The film is based on a 1985 novel by author Orson Scott Card and features a boy called Ender training to battle a species of bug like aliens somewhat hilariously called ‘Buggers’. I guess that doesn’t translate to the US the same way we use it over here (they’re rebranded Formics for the film). The story isn’t the issue, reviews are positive and the novel won various awards.
So why are there calls to boycott the film from the US rights groups? The problem is with the author. Simply put, Card hates LGBT people. No, really. Here are some choice quotes:
- In 1990, Card suggested anti-homosexuality laws should “remain on the books, not to be indiscriminately enforced against anyone who happens to be caught violating them, but to be used when necessary to send a clear message that those who flagrantly violate society’s regulation of sexual behaviour cannot be permitted to remain as acceptable, equal citizens within that society.”
- Card is firmly against same-sex marriage. “If the Constitution is defined in such a way as to destroy the privileged position of marriage, it is that insane Constitution, not marriage, that will die.”

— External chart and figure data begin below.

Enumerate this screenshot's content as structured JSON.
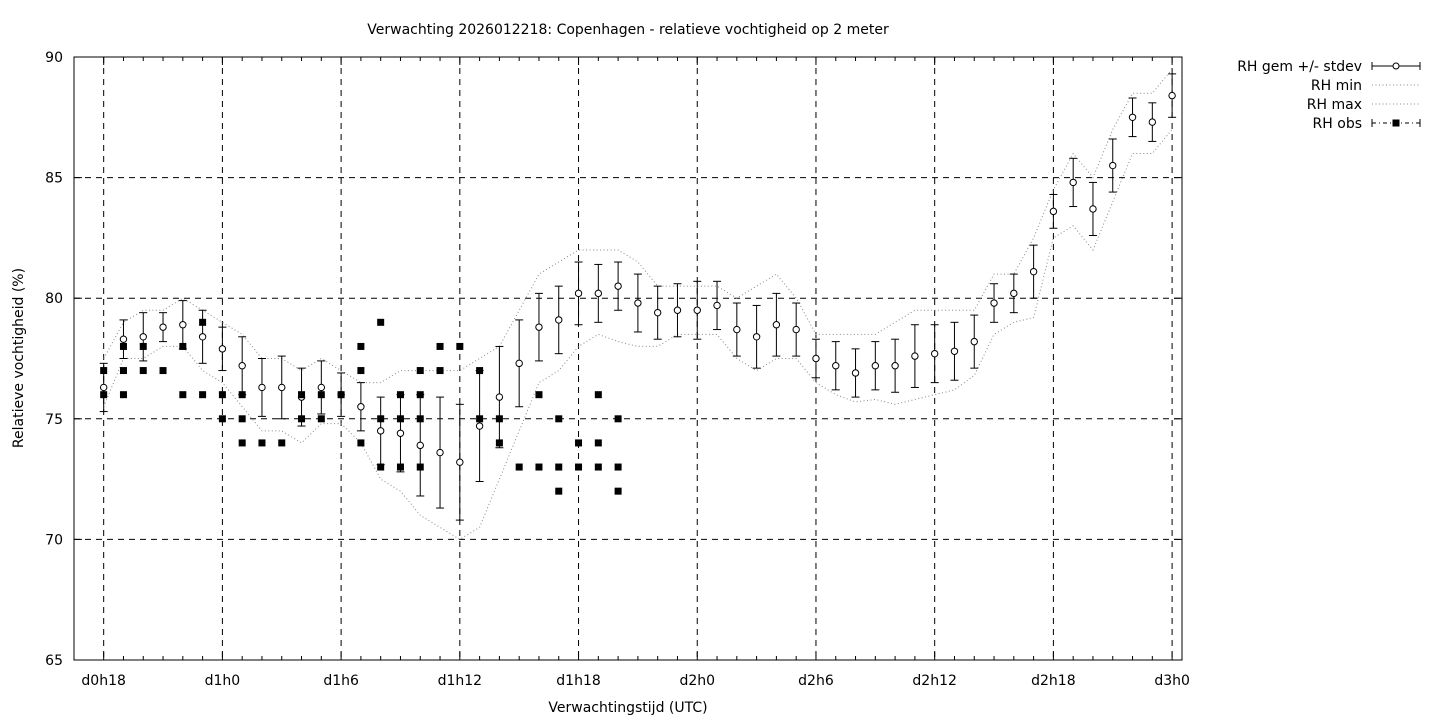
{
  "chart_data": {
    "type": "scatter",
    "title": "Verwachting 2026012218: Copenhagen - relatieve vochtigheid op 2 meter",
    "xlabel": "Verwachtingstijd (UTC)",
    "ylabel": "Relatieve vochtigheid (%)",
    "xlim": [
      -1.5,
      54.5
    ],
    "ylim": [
      65,
      90
    ],
    "x_unit": "forecast hours since d0h18",
    "x_ticks": [
      {
        "x": 0,
        "label": "d0h18"
      },
      {
        "x": 6,
        "label": "d1h0"
      },
      {
        "x": 12,
        "label": "d1h6"
      },
      {
        "x": 18,
        "label": "d1h12"
      },
      {
        "x": 24,
        "label": "d1h18"
      },
      {
        "x": 30,
        "label": "d2h0"
      },
      {
        "x": 36,
        "label": "d2h6"
      },
      {
        "x": 42,
        "label": "d2h12"
      },
      {
        "x": 48,
        "label": "d2h18"
      },
      {
        "x": 54,
        "label": "d3h0"
      }
    ],
    "y_ticks": [
      65,
      70,
      75,
      80,
      85,
      90
    ],
    "grid": "dashed, at major ticks",
    "legend_position": "outside top-right",
    "legend": [
      "RH gem +/- stdev",
      "RH min",
      "RH max",
      "RH obs"
    ],
    "series": [
      {
        "name": "RH gem +/- stdev",
        "style": "open circle with error bars",
        "x": [
          0,
          1,
          2,
          3,
          4,
          5,
          6,
          7,
          8,
          9,
          10,
          11,
          12,
          13,
          14,
          15,
          16,
          17,
          18,
          19,
          20,
          21,
          22,
          23,
          24,
          25,
          26,
          27,
          28,
          29,
          30,
          31,
          32,
          33,
          34,
          35,
          36,
          37,
          38,
          39,
          40,
          41,
          42,
          43,
          44,
          45,
          46,
          47,
          48,
          49,
          50,
          51,
          52,
          53,
          54
        ],
        "mean": [
          76.3,
          78.3,
          78.4,
          78.8,
          78.9,
          78.4,
          77.9,
          77.2,
          76.3,
          76.3,
          75.9,
          76.3,
          76.0,
          75.5,
          74.5,
          74.4,
          73.9,
          73.6,
          73.2,
          74.7,
          75.9,
          77.3,
          78.8,
          79.1,
          80.2,
          80.2,
          80.5,
          79.8,
          79.4,
          79.5,
          79.5,
          79.7,
          78.7,
          78.4,
          78.9,
          78.7,
          77.5,
          77.2,
          76.9,
          77.2,
          77.2,
          77.6,
          77.7,
          77.8,
          78.2,
          79.8,
          80.2,
          81.1,
          83.6,
          84.8,
          83.7,
          85.5,
          87.5,
          87.3,
          88.4
        ],
        "stdev": [
          1.0,
          0.8,
          1.0,
          0.6,
          1.0,
          1.1,
          0.9,
          1.2,
          1.2,
          1.3,
          1.2,
          1.1,
          0.9,
          1.0,
          1.4,
          1.6,
          2.1,
          2.3,
          2.4,
          2.3,
          2.1,
          1.8,
          1.4,
          1.4,
          1.3,
          1.2,
          1.0,
          1.2,
          1.1,
          1.1,
          1.2,
          1.0,
          1.1,
          1.3,
          1.3,
          1.1,
          0.8,
          1.0,
          1.0,
          1.0,
          1.1,
          1.3,
          1.2,
          1.2,
          1.1,
          0.8,
          0.8,
          1.1,
          0.7,
          1.0,
          1.1,
          1.1,
          0.8,
          0.8,
          0.9
        ]
      },
      {
        "name": "RH min",
        "style": "dotted line",
        "x": [
          0,
          1,
          2,
          3,
          4,
          5,
          6,
          7,
          8,
          9,
          10,
          11,
          12,
          13,
          14,
          15,
          16,
          17,
          18,
          19,
          20,
          21,
          22,
          23,
          24,
          25,
          26,
          27,
          28,
          29,
          30,
          31,
          32,
          33,
          34,
          35,
          36,
          37,
          38,
          39,
          40,
          41,
          42,
          43,
          44,
          45,
          46,
          47,
          48,
          49,
          50,
          51,
          52,
          53,
          54
        ],
        "values": [
          75.5,
          77.5,
          77.5,
          78.0,
          78.0,
          77.0,
          76.5,
          75.5,
          74.5,
          74.5,
          74.0,
          74.8,
          74.8,
          74.0,
          72.5,
          72.0,
          71.0,
          70.5,
          70.0,
          70.5,
          72.5,
          74.5,
          76.5,
          77.0,
          78.0,
          78.5,
          78.2,
          78.0,
          78.0,
          78.5,
          78.5,
          78.5,
          77.5,
          77.0,
          77.5,
          77.5,
          76.5,
          76.0,
          75.7,
          75.8,
          75.6,
          75.8,
          76.0,
          76.2,
          76.8,
          78.5,
          79.0,
          79.2,
          82.5,
          83.0,
          82.0,
          84.0,
          86.0,
          86.0,
          87.0
        ]
      },
      {
        "name": "RH max",
        "style": "dotted line",
        "x": [
          0,
          1,
          2,
          3,
          4,
          5,
          6,
          7,
          8,
          9,
          10,
          11,
          12,
          13,
          14,
          15,
          16,
          17,
          18,
          19,
          20,
          21,
          22,
          23,
          24,
          25,
          26,
          27,
          28,
          29,
          30,
          31,
          32,
          33,
          34,
          35,
          36,
          37,
          38,
          39,
          40,
          41,
          42,
          43,
          44,
          45,
          46,
          47,
          48,
          49,
          50,
          51,
          52,
          53,
          54
        ],
        "values": [
          77.5,
          79.0,
          79.5,
          79.5,
          80.0,
          79.5,
          79.0,
          78.5,
          77.5,
          77.5,
          77.0,
          77.5,
          77.0,
          76.5,
          76.5,
          77.0,
          77.0,
          77.0,
          77.0,
          77.5,
          78.0,
          79.5,
          81.0,
          81.5,
          82.0,
          82.0,
          82.0,
          81.5,
          80.5,
          80.5,
          80.5,
          80.5,
          80.0,
          80.5,
          81.0,
          80.0,
          78.5,
          78.5,
          78.5,
          78.5,
          79.0,
          79.5,
          79.5,
          79.5,
          79.5,
          81.0,
          81.0,
          82.5,
          84.5,
          86.0,
          85.0,
          87.0,
          88.5,
          88.5,
          89.5
        ]
      },
      {
        "name": "RH obs",
        "style": "filled square",
        "points": [
          [
            0,
            77
          ],
          [
            0,
            76
          ],
          [
            1,
            78
          ],
          [
            1,
            77
          ],
          [
            1,
            76
          ],
          [
            2,
            78
          ],
          [
            2,
            77
          ],
          [
            3,
            77
          ],
          [
            4,
            78
          ],
          [
            4,
            76
          ],
          [
            5,
            79
          ],
          [
            5,
            76
          ],
          [
            6,
            76
          ],
          [
            6,
            75
          ],
          [
            7,
            76
          ],
          [
            7,
            75
          ],
          [
            7,
            74
          ],
          [
            8,
            74
          ],
          [
            9,
            74
          ],
          [
            10,
            76
          ],
          [
            10,
            75
          ],
          [
            11,
            76
          ],
          [
            11,
            75
          ],
          [
            12,
            76
          ],
          [
            13,
            78
          ],
          [
            13,
            77
          ],
          [
            13,
            74
          ],
          [
            14,
            79
          ],
          [
            14,
            75
          ],
          [
            14,
            73
          ],
          [
            15,
            76
          ],
          [
            15,
            75
          ],
          [
            15,
            73
          ],
          [
            16,
            77
          ],
          [
            16,
            76
          ],
          [
            16,
            75
          ],
          [
            16,
            73
          ],
          [
            17,
            78
          ],
          [
            17,
            77
          ],
          [
            18,
            78
          ],
          [
            19,
            77
          ],
          [
            19,
            75
          ],
          [
            20,
            75
          ],
          [
            20,
            74
          ],
          [
            21,
            73
          ],
          [
            22,
            76
          ],
          [
            22,
            73
          ],
          [
            23,
            75
          ],
          [
            23,
            73
          ],
          [
            23,
            72
          ],
          [
            24,
            74
          ],
          [
            24,
            73
          ],
          [
            25,
            76
          ],
          [
            25,
            74
          ],
          [
            25,
            73
          ],
          [
            26,
            75
          ],
          [
            26,
            73
          ],
          [
            26,
            72
          ]
        ]
      }
    ]
  }
}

- Card was on the board of National Organisation for Marriage, a group that opposes same-sex unions.
- He drops pearls of wisdom like this: “The dark secret of homosexual societythe one that dares not speak its nameis how many homosexuals first entered into that world through a disturbing seduction or rape or molestation or abuse, and how many of them yearn to get out of the homosexual community and live normally.”

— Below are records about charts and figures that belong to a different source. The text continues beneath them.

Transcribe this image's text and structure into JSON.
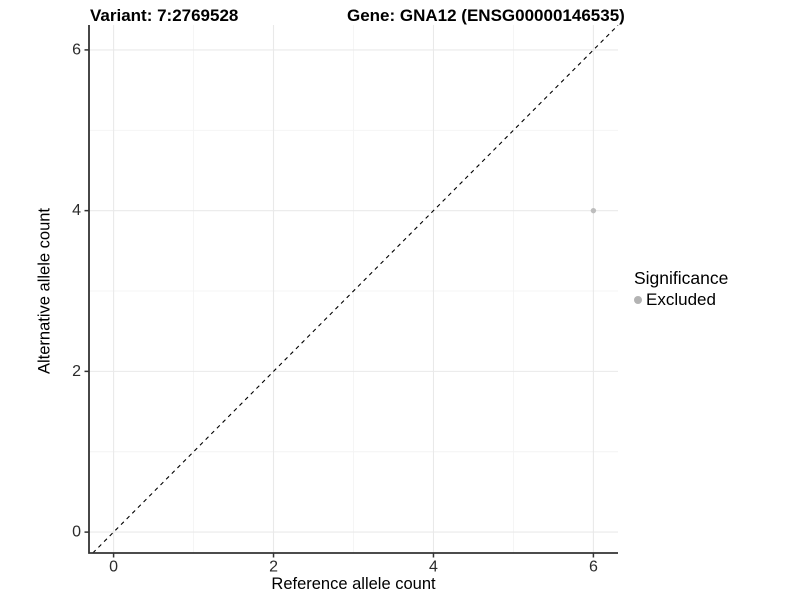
{
  "chart_data": {
    "type": "scatter",
    "title": "Variant: 7:2769528        Gene: GNA12 (ENSG00000146535)",
    "title_parts": {
      "variant": "Variant: 7:2769528",
      "gene": "Gene: GNA12 (ENSG00000146535)"
    },
    "xlabel": "Reference allele count",
    "ylabel": "Alternative allele count",
    "points": [
      {
        "x": 6,
        "y": 4,
        "significance": "Excluded"
      }
    ],
    "reference_line": {
      "kind": "identity",
      "equation": "y = x",
      "style": "dashed",
      "color": "#000000"
    },
    "x_ticks": [
      0,
      2,
      4,
      6
    ],
    "y_ticks": [
      0,
      2,
      4,
      6
    ],
    "x_minor_ticks": [
      1,
      3,
      5
    ],
    "y_minor_ticks": [
      1,
      3,
      5
    ],
    "xlim": [
      -0.3075,
      6.3075
    ],
    "ylim": [
      -0.26,
      6.31
    ],
    "grid": true,
    "legend_position": "right",
    "legend": {
      "title": "Significance",
      "items": [
        {
          "label": "Excluded",
          "color": "#b3b3b3"
        }
      ]
    }
  },
  "colors": {
    "background": "#ffffff",
    "axis": "#333333",
    "tick_label": "#2b2b2b",
    "grid_major": "#e9e9e9",
    "grid_minor": "#f4f4f4",
    "point": "#bdbdbd",
    "legend_point": "#b3b3b3",
    "reference_line": "#000000"
  }
}
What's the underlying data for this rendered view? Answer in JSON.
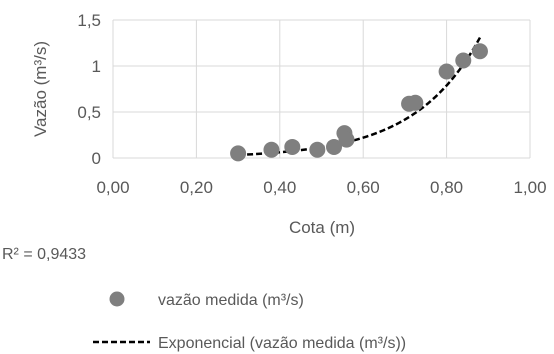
{
  "chart_data": {
    "type": "scatter",
    "xlabel": "Cota (m)",
    "ylabel": "Vazão (m³/s)",
    "xlim": [
      0,
      1
    ],
    "ylim": [
      0,
      1.5
    ],
    "x_ticks": [
      "0,00",
      "0,20",
      "0,40",
      "0,60",
      "0,80",
      "1,00"
    ],
    "y_ticks": [
      "0",
      "0,5",
      "1",
      "1,5"
    ],
    "grid": "vertical and horizontal major gridlines",
    "legend_position": "bottom",
    "series": [
      {
        "name": "vazão medida (m³/s)",
        "kind": "scatter",
        "color": "#7f7f7f",
        "points": [
          [
            0.3,
            0.05
          ],
          [
            0.38,
            0.09
          ],
          [
            0.43,
            0.12
          ],
          [
            0.49,
            0.09
          ],
          [
            0.53,
            0.12
          ],
          [
            0.555,
            0.27
          ],
          [
            0.56,
            0.2
          ],
          [
            0.71,
            0.59
          ],
          [
            0.725,
            0.6
          ],
          [
            0.8,
            0.94
          ],
          [
            0.84,
            1.06
          ],
          [
            0.88,
            1.16
          ]
        ]
      },
      {
        "name": "Exponencial (vazão medida (m³/s))",
        "kind": "trendline",
        "color": "#000000",
        "x_range": [
          0.3,
          0.88
        ],
        "coef_a": 0.0049,
        "coef_b": 6.35
      }
    ],
    "annotation": "R² = 0,9433"
  }
}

- And this: “I was not trying to show that homosexuality was ‘beautiful’ or ‘natural’in fact, sex of any kind is likely to be ‘beautiful’ only to the participants, and it is hard to make a case for the naturalness of such an obviously counter-evolutionary trend as same-sex mating.”
It goes on and on. It’s interesting that Card has attempted to distance himself from these comments in 2013, when it became clear he was damaging the prospects of the film adaptation. Indeed, Card has not been included on panels with the film’s cast and Lionsgate publicly came out in support of gay marriage.
Interestingly, ‘Milk’ screenwriter Dustin Lance Black and the film’s star, Harrison Ford, have spoken out against the boycott suggesting that the people who worked on the film are pro same-sex marriage and that the film promotes inclusion. Is it pointless to boycott a film when Card has already received his rights money?
I’m not so sure. Granted my box office money wouldn’t be lining a homophobe’s pocket directly, but going to see the film feels like tacit approval. If it’s a success you can bet your bottom Hollywood dollar that other properties of his will be snapped up. What also bothers me is that in their quest for a new Potter, Lionsgate didn’t do the most fundamental research on Card. IT’S ON HIS WIKIPEDIA, PEOPLE. It’s a shame they made a film with liability attached but perhaps an even bigger shame no one thought to not pay such a hateful man money right at the get go. I’m not going to feel bad for the studio. Didn’t anyone, cast or crew, think to google him?
This is not about religion. Most Mormon (Card has hidden behind his religion as a defence) people are pro gay-marriage – at least the ones I’ve chatted to about this on Twitter. This is about a man who hates gay people. I am a gay person and I’ll be damned if I go see his film. It’s a personal choice, of course – it’ s a big half-term movie and I’m sure kids will love it, but I think everyone should know the background.
It’s an interesting message to authors, I think, the message being – you represent your work. An author and their books are permanently entwined. Card isn’t the only author I won’t read because of their douchey public behaviour. Watch yo mouth, folks.
UPDATE: I was in a bookshop earlier and saw a lovely nice big pile of the original Orson Scott Card novels now with a film tie-in. It suddenly occurred to me that actually the film IS directly lining a homophobe’s pockets – I’m quite sure sales of this tie-in will be doing very nicely indeed. A quick check on Amazon confirms this.
It pisses me right off. It shouldn’t but it does. People can buy whatever books they want to buy, but it stings. This is a man who hates me. He hates my boyfriend. He hates my friends who are basically my family. I tell you what, why don’t we take the £7.99 for the book and just pay it straight into my newly set up HATE FOUNDATION?
I guess the problem is that Lionsgate have (unwittingly) endorsed a homophobe, as have Orbit, the UK publisher. It troubles me because I KNOW he’s a homophobe, but most filmgoers and Waterstones browsers don’t. While the book isn’t subliminally suggesting people hate LGBT people it is making a bad man richer in my opinion. Yes, I am allowed one.
Anyway, that’s why I won’t be seeing this YA adaptation.